(From The Milwaukee Journal Sentinel, November 3, 2009)
By ERIN RICHARDS
On the anniversary of his election, President Barack Obama will visit Madison on Wednesday to talk about the progress states are making on education reforms he’s championed since taking office and the imminent competition that will have many of those states vying for extra federal stimulus funds for schools.
According to the White House, Obama and U.S. Education Secretary Arne Duncan will visit James C. Wright Middle School in Madison to praise Wisconsin for coming up with innovative ways to improve education in the state and for using the federal government’s $4.35 billion Race to the Top initiative as a way to prompt those changes.
But is that it?
Or is there more to the president’s visit than just a pat on the back for Wisconsin?
Many suspect the latter for a number of reasons:
• The reforms. Praise for change would technically be premature, as the state Legislature has not approved several education reform bills to which the president might refer. Those bills include proposals to eliminate the firewall between student achievement data and teacher evaluations, share student data between K-12 and post-secondary institutions and tweak the state’s charter school law. The full Legislature is expected to pass those bills Thursday.
• The mayoral control issue. Milwaukee is wrestling with the most contentious potential reform measure of all: changing the governance of Milwaukee Public Schools so the city’s mayor can appoint the superintendent and set the tax levy. A bill for that reform has not been drafted in the Legislature.
• The governor’s race. Milwaukee Mayor Tom Barrett has not announced whether he will run for governor, and some say Obama, who has intervened in local politics in other states, might be coming to offer behind-the-scenes support for Barrett, a Democrat, to replace Gov. Jim Doyle.
• The achievement gap. Wisconsin deserves more of a finger wag than a pat on the back when it comes to test scores for African-American students. Wisconsin has some of the worst scores in the country for African-Americans in reading and math. In terms of Race to the Top, a national report this summer, before education reform bills were drafted, said Wisconsin had the least-possible chance of any state to obtain extra funding.

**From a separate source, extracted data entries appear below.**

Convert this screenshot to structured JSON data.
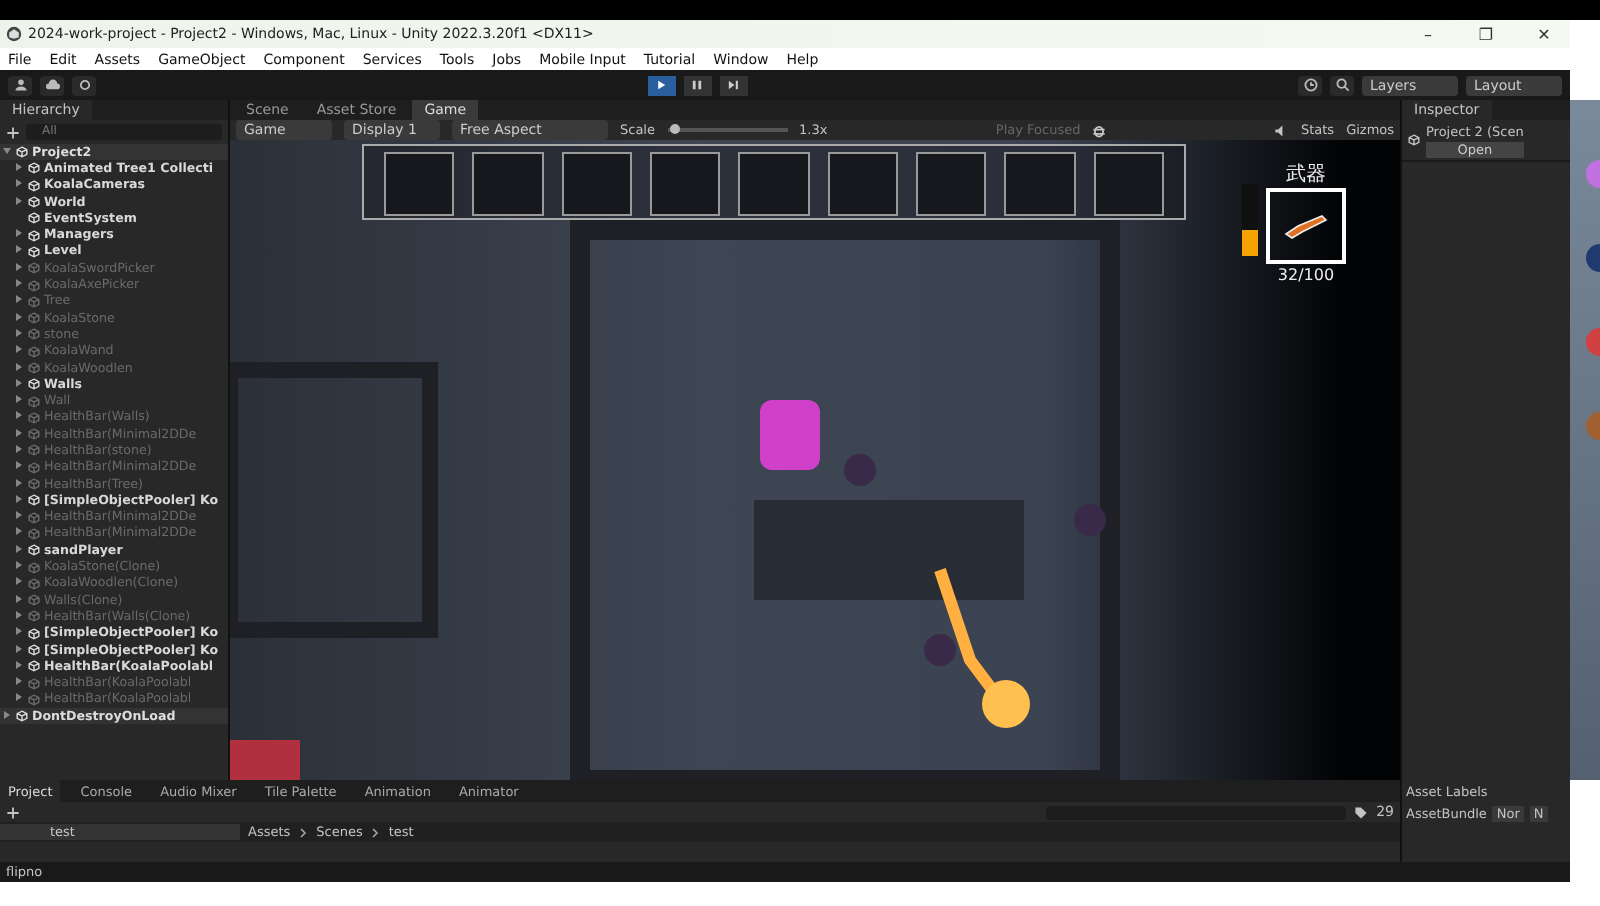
{
  "window": {
    "title": "2024-work-project - Project2 - Windows, Mac, Linux - Unity 2022.3.20f1 <DX11>",
    "controls": [
      "–",
      "❐",
      "✕"
    ]
  },
  "menu": [
    "File",
    "Edit",
    "Assets",
    "GameObject",
    "Component",
    "Services",
    "Tools",
    "Jobs",
    "Mobile Input",
    "Tutorial",
    "Window",
    "Help"
  ],
  "toolbar": {
    "play_buttons": [
      {
        "kind": "play",
        "selected": true
      },
      {
        "kind": "pause",
        "selected": false
      },
      {
        "kind": "step",
        "selected": false
      }
    ],
    "layers": "Layers",
    "layout": "Layout"
  },
  "hierarchy": {
    "title": "Hierarchy",
    "search_placeholder": "All",
    "scenes": [
      {
        "name": "Project2",
        "children": [
          {
            "name": "Animated Tree1 Collecti",
            "active": true,
            "expandable": true
          },
          {
            "name": "KoalaCameras",
            "active": true,
            "expandable": true
          },
          {
            "name": "World",
            "active": true,
            "expandable": true
          },
          {
            "name": "EventSystem",
            "active": true,
            "expandable": false
          },
          {
            "name": "Managers",
            "active": true,
            "expandable": true
          },
          {
            "name": "Level",
            "active": true,
            "expandable": true
          },
          {
            "name": "KoalaSwordPicker",
            "active": false,
            "expandable": true
          },
          {
            "name": "KoalaAxePicker",
            "active": false,
            "expandable": true
          },
          {
            "name": "Tree",
            "active": false,
            "expandable": true
          },
          {
            "name": "KoalaStone",
            "active": false,
            "expandable": true
          },
          {
            "name": "stone",
            "active": false,
            "expandable": true
          },
          {
            "name": "KoalaWand",
            "active": false,
            "expandable": true
          },
          {
            "name": "KoalaWoodlen",
            "active": false,
            "expandable": true
          },
          {
            "name": "Walls",
            "active": true,
            "expandable": true
          },
          {
            "name": "Wall",
            "active": false,
            "expandable": true
          },
          {
            "name": "HealthBar(Walls)",
            "active": false,
            "expandable": true
          },
          {
            "name": "HealthBar(Minimal2DDe",
            "active": false,
            "expandable": true
          },
          {
            "name": "HealthBar(stone)",
            "active": false,
            "expandable": true
          },
          {
            "name": "HealthBar(Minimal2DDe",
            "active": false,
            "expandable": true
          },
          {
            "name": "HealthBar(Tree)",
            "active": false,
            "expandable": true
          },
          {
            "name": "[SimpleObjectPooler] Ko",
            "active": true,
            "expandable": true
          },
          {
            "name": "HealthBar(Minimal2DDe",
            "active": false,
            "expandable": true
          },
          {
            "name": "HealthBar(Minimal2DDe",
            "active": false,
            "expandable": true
          },
          {
            "name": "sandPlayer",
            "active": true,
            "expandable": true
          },
          {
            "name": "KoalaStone(Clone)",
            "active": false,
            "expandable": true
          },
          {
            "name": "KoalaWoodlen(Clone)",
            "active": false,
            "expandable": true
          },
          {
            "name": "Walls(Clone)",
            "active": false,
            "expandable": true
          },
          {
            "name": "HealthBar(Walls(Clone)",
            "active": false,
            "expandable": true
          },
          {
            "name": "[SimpleObjectPooler] Ko",
            "active": true,
            "expandable": true
          },
          {
            "name": "[SimpleObjectPooler] Ko",
            "active": true,
            "expandable": true
          },
          {
            "name": "HealthBar(KoalaPoolabl",
            "active": true,
            "expandable": true
          },
          {
            "name": "HealthBar(KoalaPoolabl",
            "active": false,
            "expandable": true
          },
          {
            "name": "HealthBar(KoalaPoolabl",
            "active": false,
            "expandable": true
          }
        ]
      },
      {
        "name": "DontDestroyOnLoad"
      }
    ]
  },
  "view_tabs": [
    {
      "label": "Scene",
      "selected": false
    },
    {
      "label": "Asset Store",
      "selected": false
    },
    {
      "label": "Game",
      "selected": true
    }
  ],
  "game_toolbar": {
    "mode": "Game",
    "display": "Display 1",
    "aspect": "Free Aspect",
    "scale_label": "Scale",
    "scale": {
      "level": 0.05
    },
    "scale_value": "1.3x",
    "play_focused": "Play Focused",
    "stats": "Stats",
    "gizmos": "Gizmos"
  },
  "hud": {
    "weapon_label": "武器",
    "ammo": "32/100",
    "energy": {
      "level": 0.35
    }
  },
  "inspector": {
    "title": "Inspector",
    "object": "Project 2 (Scen",
    "open": "Open",
    "asset_labels": "Asset Labels",
    "asset_bundle": "AssetBundle",
    "bundle_value": "Nor",
    "variant_value": "N"
  },
  "bottom_tabs": [
    {
      "label": "Project",
      "selected": true
    },
    {
      "label": "Console",
      "selected": false
    },
    {
      "label": "Audio Mixer",
      "selected": false
    },
    {
      "label": "Tile Palette",
      "selected": false
    },
    {
      "label": "Animation",
      "selected": false
    },
    {
      "label": "Animator",
      "selected": false
    }
  ],
  "project": {
    "folder": "test",
    "breadcrumb": [
      "Assets",
      "Scenes",
      "test"
    ],
    "hidden_count": "29"
  },
  "status_bar": {
    "message": "flipno"
  }
}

• The timing. Race to the Top applications for the first round of grants will be finalized and released by the federal government in the next few weeks, and some speculate that reforms such as the mayoral governance issue will have to be approved or dropped by Thanksgiving. The Legislature’s regular session ends Thursday. If the MPS governance bill gets drafted, it will have to be introduced in a special session.
Whether the president will comment on any of these other issues is unclear. But a lot of people both locally and nationally are attaching particular significance to the visit.
Possibilities
Does it mean Wisconsin is a shoo-in for Race to the Top? Does it mean Obama and Duncan are in favor of mayoral control? Why would Obama come to Wisconsin to talk about education reforms, when other states also have been aggressive in proposing changes? Why talk in Madison instead of Milwaukee, where the most active debate on education has been brewing?
Barrett said Obama coming to Wisconsin demonstrates the federal administration’s recognition that leaders in the state are working to improve education.
“I don’t think he would be coming here if he felt we were ignoring the philosophy his administration embodied,” Barrett said Tuesday.
For the education reform measures pending in the Legislature, a last-minute stroke from the president, combined with the fact that none of the bills has been as controversial as the mayoral control issue, might simply grease their passage through both houses.
A White House spokeswoman on Tuesday alluded to the fact that the administration also likes another one of Doyle’s proposals: a bill to require three years of math and science for high school students.
Will the president say anything about the debate over mayoral control in Milwaukee, the 800-pound gorilla in the room when it comes to talk of education reform measures in Wisconsin?
White House staffers didn’t mention that proposal when they briefed reporters Tuesday, but Mark Jefferson, executive director for the Republican Party of Wisconsin, said he thinks it’s on their minds.
“The motives behind the president’s interests aren’t necessarily in the state’s best interests,” Jefferson said. “I still think this is part of the strategy he and Governor Doyle put together to put Barrett into the governor’s race and to build support for an MPS takeover.”
Rep. Jason Fields (D-Milwaukee), who favors Doyle’s proposal to allow the mayor of Milwaukee to appoint the MPS superintendent, said you can’t ignore the fact that Duncan, who will join Obama in Wisconsin, is a well-known supporter of mayors taking over urban school systems.
In terms of the governor’s race, Barrett on Tuesday brushed aside implications that there could be an underlying political motive in Obama’s visit, related to the race for governor.
“I can’t believe that the president of the United States would be doing that over someone who hasn’t decided what they’re going to do yet,” Barrett said.
Some perplexed
State Sen. Luther Olsen (R-Ripon) said he was still a bit perplexed that the president was coming to Wisconsin at all, what with the economy, health care, Afghanistan and Pakistan on his agenda.
To that, Charles Barone, director of federal policy for Democrats for Education Reform, responded:
“We’ve got a president who can walk and chew gum at the same time.”